Improving Effectiveness and Efficiency of Web Search by Graph-based Text Representation

Improving Effectiveness and Efficiency of Web Search by Graph-based Text Representation

Junji Tomita and Yoshihiko Hayashi
NTT Cyber Space Laboratories, Japan
{j.tomita, y.hayashi}


Introduction

Improving the effectiveness and efficiency of text search has been a central issue in the field of information retrieval. A better algorithm that ranks relevant documents higher out of the huge volume of irrelevant ones is required, especially for improving the effectiveness of Web search. Furthermore, as the target information can rarely be obtained through single-shot queries, a better way of displaying search results is desired to improve the efficiency of Web search, because it would help the user to assess the relevance of the returned documents. This paper demonstrates how the newly introduced Graph-based Text Representation can improve both the effectiveness and efficiency of Web search.

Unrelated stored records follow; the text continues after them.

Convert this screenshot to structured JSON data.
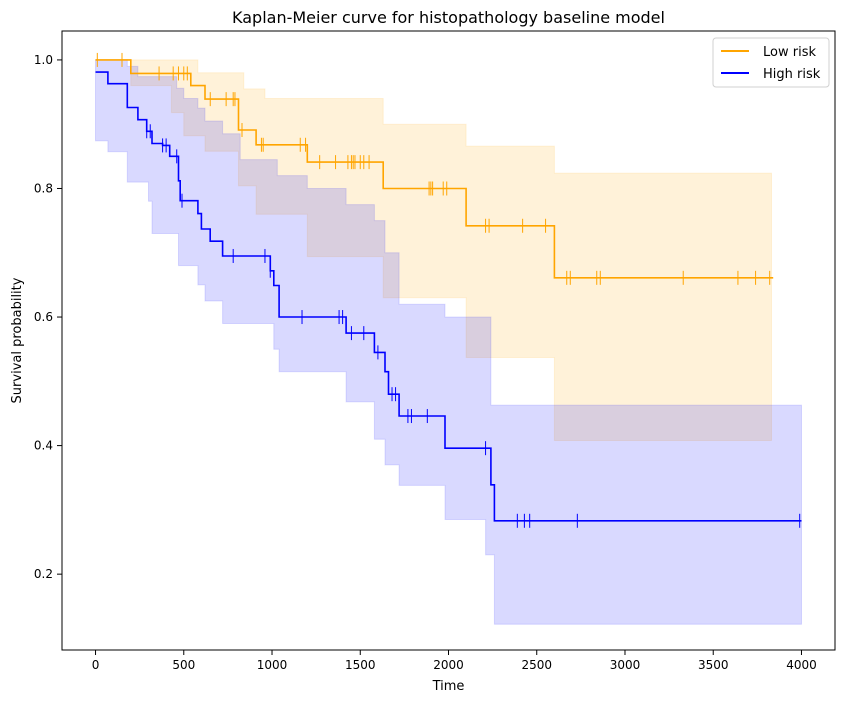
{
  "chart_data": {
    "type": "line",
    "subtype": "kaplan-meier",
    "title": "Kaplan-Meier curve for histopathology baseline model",
    "xlabel": "Time",
    "ylabel": "Survival probability",
    "xlim": [
      -190,
      4190
    ],
    "ylim": [
      0.082,
      1.045
    ],
    "xticks": [
      0,
      500,
      1000,
      1500,
      2000,
      2500,
      3000,
      3500,
      4000
    ],
    "yticks": [
      0.2,
      0.4,
      0.6,
      0.8,
      1.0
    ],
    "ytick_labels": [
      "0.2",
      "0.4",
      "0.6",
      "0.8",
      "1.0"
    ],
    "grid": false,
    "legend_position": "top-right",
    "series": [
      {
        "name": "Low risk",
        "color": "#FFA500",
        "ci_color": "#FFA500",
        "step": [
          [
            0,
            1.0
          ],
          [
            200,
            1.0
          ],
          [
            200,
            0.979
          ],
          [
            540,
            0.979
          ],
          [
            540,
            0.96
          ],
          [
            620,
            0.96
          ],
          [
            620,
            0.939
          ],
          [
            810,
            0.939
          ],
          [
            810,
            0.891
          ],
          [
            910,
            0.891
          ],
          [
            910,
            0.868
          ],
          [
            1200,
            0.868
          ],
          [
            1200,
            0.841
          ],
          [
            1630,
            0.841
          ],
          [
            1630,
            0.8
          ],
          [
            2100,
            0.8
          ],
          [
            2100,
            0.742
          ],
          [
            2600,
            0.742
          ],
          [
            2600,
            0.661
          ],
          [
            3840,
            0.661
          ]
        ],
        "ci_upper": [
          [
            0,
            1.0
          ],
          [
            580,
            1.0
          ],
          [
            580,
            0.98
          ],
          [
            840,
            0.98
          ],
          [
            840,
            0.955
          ],
          [
            960,
            0.955
          ],
          [
            960,
            0.94
          ],
          [
            1630,
            0.94
          ],
          [
            1630,
            0.9
          ],
          [
            2100,
            0.9
          ],
          [
            2100,
            0.866
          ],
          [
            2600,
            0.866
          ],
          [
            2600,
            0.824
          ],
          [
            3830,
            0.824
          ]
        ],
        "ci_lower": [
          [
            0,
            1.0
          ],
          [
            200,
            1.0
          ],
          [
            200,
            0.96
          ],
          [
            430,
            0.96
          ],
          [
            430,
            0.918
          ],
          [
            500,
            0.918
          ],
          [
            500,
            0.882
          ],
          [
            620,
            0.882
          ],
          [
            620,
            0.858
          ],
          [
            810,
            0.858
          ],
          [
            810,
            0.804
          ],
          [
            910,
            0.804
          ],
          [
            910,
            0.76
          ],
          [
            1200,
            0.76
          ],
          [
            1200,
            0.694
          ],
          [
            1630,
            0.694
          ],
          [
            1630,
            0.63
          ],
          [
            2100,
            0.63
          ],
          [
            2100,
            0.537
          ],
          [
            2600,
            0.537
          ],
          [
            2600,
            0.408
          ],
          [
            3830,
            0.408
          ]
        ],
        "censor_times": [
          10,
          150,
          360,
          440,
          470,
          500,
          520,
          650,
          740,
          780,
          790,
          830,
          940,
          950,
          1160,
          1190,
          1270,
          1360,
          1430,
          1450,
          1460,
          1470,
          1500,
          1520,
          1550,
          1890,
          1900,
          1910,
          1970,
          1990,
          2210,
          2230,
          2420,
          2550,
          2670,
          2690,
          2840,
          2860,
          3330,
          3640,
          3740,
          3820
        ]
      },
      {
        "name": "High risk",
        "color": "#0000FF",
        "ci_color": "#0000FF",
        "step": [
          [
            0,
            0.981
          ],
          [
            70,
            0.981
          ],
          [
            70,
            0.963
          ],
          [
            180,
            0.963
          ],
          [
            180,
            0.926
          ],
          [
            240,
            0.926
          ],
          [
            240,
            0.907
          ],
          [
            290,
            0.907
          ],
          [
            290,
            0.889
          ],
          [
            320,
            0.889
          ],
          [
            320,
            0.87
          ],
          [
            380,
            0.87
          ],
          [
            380,
            0.867
          ],
          [
            420,
            0.867
          ],
          [
            420,
            0.85
          ],
          [
            470,
            0.85
          ],
          [
            470,
            0.812
          ],
          [
            480,
            0.812
          ],
          [
            480,
            0.781
          ],
          [
            580,
            0.781
          ],
          [
            580,
            0.761
          ],
          [
            600,
            0.761
          ],
          [
            600,
            0.737
          ],
          [
            650,
            0.737
          ],
          [
            650,
            0.718
          ],
          [
            720,
            0.718
          ],
          [
            720,
            0.695
          ],
          [
            990,
            0.695
          ],
          [
            990,
            0.672
          ],
          [
            1010,
            0.672
          ],
          [
            1010,
            0.649
          ],
          [
            1040,
            0.649
          ],
          [
            1040,
            0.6
          ],
          [
            1420,
            0.6
          ],
          [
            1420,
            0.575
          ],
          [
            1580,
            0.575
          ],
          [
            1580,
            0.545
          ],
          [
            1640,
            0.545
          ],
          [
            1640,
            0.515
          ],
          [
            1660,
            0.515
          ],
          [
            1660,
            0.48
          ],
          [
            1720,
            0.48
          ],
          [
            1720,
            0.446
          ],
          [
            1980,
            0.446
          ],
          [
            1980,
            0.396
          ],
          [
            2210,
            0.396
          ],
          [
            2210,
            0.396
          ],
          [
            2240,
            0.396
          ],
          [
            2240,
            0.339
          ],
          [
            2260,
            0.339
          ],
          [
            2260,
            0.283
          ],
          [
            4000,
            0.283
          ]
        ],
        "ci_upper": [
          [
            0,
            1.0
          ],
          [
            180,
            1.0
          ],
          [
            180,
            0.99
          ],
          [
            240,
            0.99
          ],
          [
            240,
            0.974
          ],
          [
            460,
            0.974
          ],
          [
            460,
            0.956
          ],
          [
            500,
            0.956
          ],
          [
            500,
            0.94
          ],
          [
            580,
            0.94
          ],
          [
            580,
            0.925
          ],
          [
            620,
            0.925
          ],
          [
            620,
            0.905
          ],
          [
            720,
            0.905
          ],
          [
            720,
            0.885
          ],
          [
            820,
            0.885
          ],
          [
            820,
            0.845
          ],
          [
            1030,
            0.845
          ],
          [
            1030,
            0.82
          ],
          [
            1200,
            0.82
          ],
          [
            1200,
            0.8
          ],
          [
            1420,
            0.8
          ],
          [
            1420,
            0.775
          ],
          [
            1580,
            0.775
          ],
          [
            1580,
            0.75
          ],
          [
            1640,
            0.75
          ],
          [
            1640,
            0.7
          ],
          [
            1720,
            0.7
          ],
          [
            1720,
            0.62
          ],
          [
            1980,
            0.62
          ],
          [
            1980,
            0.6
          ],
          [
            2240,
            0.6
          ],
          [
            2240,
            0.463
          ],
          [
            4000,
            0.463
          ]
        ],
        "ci_lower": [
          [
            0,
            0.874
          ],
          [
            70,
            0.874
          ],
          [
            70,
            0.857
          ],
          [
            180,
            0.857
          ],
          [
            180,
            0.81
          ],
          [
            300,
            0.81
          ],
          [
            300,
            0.78
          ],
          [
            320,
            0.78
          ],
          [
            320,
            0.73
          ],
          [
            470,
            0.73
          ],
          [
            470,
            0.68
          ],
          [
            580,
            0.68
          ],
          [
            580,
            0.65
          ],
          [
            620,
            0.65
          ],
          [
            620,
            0.625
          ],
          [
            720,
            0.625
          ],
          [
            720,
            0.59
          ],
          [
            1010,
            0.59
          ],
          [
            1010,
            0.55
          ],
          [
            1040,
            0.55
          ],
          [
            1040,
            0.515
          ],
          [
            1420,
            0.515
          ],
          [
            1420,
            0.468
          ],
          [
            1580,
            0.468
          ],
          [
            1580,
            0.41
          ],
          [
            1640,
            0.41
          ],
          [
            1640,
            0.37
          ],
          [
            1720,
            0.37
          ],
          [
            1720,
            0.338
          ],
          [
            1980,
            0.338
          ],
          [
            1980,
            0.285
          ],
          [
            2210,
            0.285
          ],
          [
            2210,
            0.23
          ],
          [
            2260,
            0.23
          ],
          [
            2260,
            0.122
          ],
          [
            4000,
            0.122
          ]
        ],
        "censor_times": [
          290,
          310,
          380,
          400,
          460,
          490,
          780,
          960,
          990,
          1170,
          1380,
          1400,
          1450,
          1520,
          1600,
          1680,
          1700,
          1770,
          1790,
          1880,
          2210,
          2390,
          2430,
          2460,
          2730,
          3990
        ]
      }
    ]
  }
}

Graph-based Text Representation

We proposed a graph-based text representation model[1], that can represent both documents and queries. Such a graph is called "Subject Graph"; an instance is given in Figure-1. In the graph, a node represents a term in the text, while a link denotes an association between the linked terms. Significance of the terms and the term-term associations are represented as weights assigned to them. The model does not restrict the weighting scheme employed, and we can adopt conventional term-statistics-based weighting schemes. However, it should be remarked here that the Graph-based model is possibly richer than the conventionally utilized Vector Space Model (VSM)[2] in which term-term associations are not incorporated.

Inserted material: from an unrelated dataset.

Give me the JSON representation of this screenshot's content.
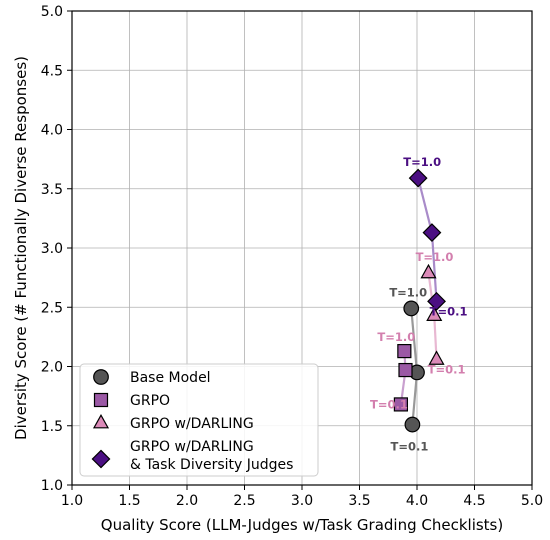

Figure-1: A Subject Graph.

Improving Effectiveness: Subject Graph Matching

VSM represents both queries and documents as term vectors, and calculates the similarity based on the inner product or cosine measure. While VSM has been excessively used in many search engines, it is reported that the model is problematic in handling documents with several topics[3]. Such documents are frequently seen on the Web these days. In contrast to VSM, our Graph-based model calculates the similarity based on Subject Graph Matching. The similarity from the Graph-based model is more correct than that from VSM, because the term-term association is adequately incorporated into the similarity calculations. Details of the weighting scheme, the matching algorithm and the evaluation results are shown in [1].

Improving Efficiency: Digest Graph for Search Result

The output of search engines is usually formatted as page titles and mechanically generated excerpts. Such representation fails to well support user in assessing relevance. Textual summaries adequately generated in response to the query would be more preferable, however this approach has not been fully established. A better display could also be achieved via graphical representation. We applied our Graph-based model for generating a graphical digest representation of a searched document. The resulting graph, called "Digest Graph" is a subgraph of the Subject Graph for the entire document. The subgraph is generated on the fly in response to the current query. A search results page from our Web search engine based on the proposed method is depicted in Figure-2. A user can intuitively and immediately understand the subject of each document from the terms and the term-term associations in the graph.

Figure-2: A Search Results page with Digest Graphs

Conclusions and Future works

In this paper, we showed that our Graph-based text representation model could improve the effectiveness of Web search by Subject Graph Matching. This model also improves the efficiency of Web search by providing Digest Graphs to the user; the graphs are generated on the fly in response to the user query. The Digest Graph can be further utilized for relevance feedback by extracting feedback terms from it. To further enhance the performance of the model, a scheme to assign weights to terms and term-term associations is crucially important, and will be investigated.

References

  1. Junji Tomita and Hiroshi Takeno(1998), Proposal for a new IR system using subject graph and word's weighting by the relation (in Japanese), IPSJ-SIGFI, 52, 3, pp. 17-24
  2. G. Salton and A. Wong and C. S. Yang(1975), A Vector Space Model for Automatic Indexing, Communications of the ACM, Vol. 18, pp. 613-620.
  3. Hearst, M. A. and Plaunt, C.(1993), Sub-topic Structuring for Full-Length Document Access, Proceedings of ACM-SIGIR'93, pp. 59-68.